Bobby squirmed. “Well I thought it would make me feel cool. Like that guy on TV.”
“Just for a minute. Then I felt really stupid.”
“I didn’t think you really had been smoking,” Mom said, putting her arm around Bobby. “But can you see how even looking like you’re doing wrong can get you into trouble? The Apostle Paul taught that we should avoid the very appearance of evil.” *
“That’s only half of it, Mom. While I was pretending to smoke, some obnoxious teenagers drove by and cheered. I felt dirty and ashamed. Why did they do that? I’m not like them. I never want to be like them.”
“But they thought you were. Which is another reason to avoid the appearance of evil. Evil attracts evil. If people making bad choices think you are doing bad things, too, they’ll encourage you to keep doing worse things. You want good friends who will encourage you to do your best.”
“D.Y.B.” Bobby smiled. “Do your best.” That was the Cub Scout Motto and something Bobby’s mother said to him every morning when he walked out the door. “But what do I do now, Mom? Do I need to repent? I didn’t really do anything wrong. I just pretended.”

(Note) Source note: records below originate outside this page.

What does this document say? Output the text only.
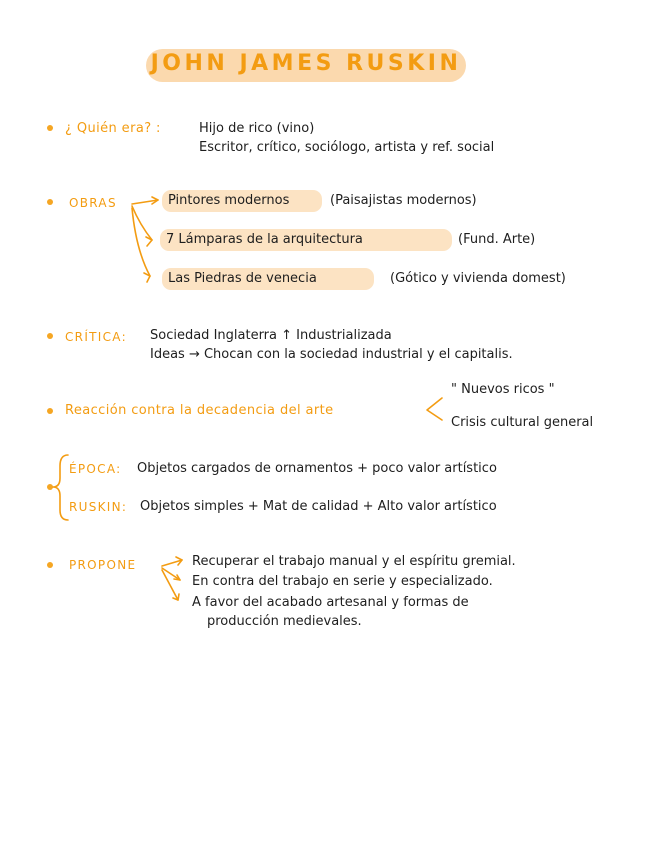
JOHN JAMES RUSKIN
¿ Quién era? :	Hijo de rico (vino)
Escritor, crítico, sociólogo, artista y ref. social
OBRAS	Pintores modernos	(Paisajistas modernos)
7 Lámparas de la arquitectura	(Fund. Arte)
Las Piedras de venecia	(Gótico y vivienda domest)
CRÍTICA: Sociedad Inglaterra ↑ Industrializada
Ideas → Chocan con la sociedad industrial y el capitalis.
Reacción contra la decadencia del arte
" Nuevos ricos "
Crisis cultural general
ÉPOCA: Objetos cargados de ornamentos + poco valor artístico
RUSKIN: Objetos simples + Mat de calidad + Alto valor artístico
PROPONE	Recuperar el trabajo manual y el espíritu gremial.
En contra del trabajo en serie y especializado.
A favor del acabado artesanal y formas de
producción medievales.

“I think you still need to undo any wrong impressions you gave. Why don’t you call Sister Jensen and apologize for acting the way you did?”
Bobby sighed. “OK.”
“And from now on, try to be so good that there will be no doubt in the minds of those teenagers what you really stand for and whom you follow. And return the chalk, of course.”
“And tell Jeff what you learned from all this. By the way, what did you learn?”
“Well, my Primary teacher once told us you can’t do bad and feel good.”
“But I’ve learned that there’s even more to it than that.”
“What do you mean?”
“I’ve learned that you can’t even pretend to do bad and still feel good.”
[Choose the Good]
“My strong advice is, if there is any question about your personal conduct, don’t do it. It is the responsibility of prophets to teach the word of God—not to spell out every jot and tittle of human behavior. Our moral agency requires us to know good from evil and choose the good. If we are trying to avoid not only evil, but the very appearance of evil, we will act for ourselves and not be acted upon.” President James E. Faust Second Counselor in the First Presidency (Ensign, November 1995, page 47.)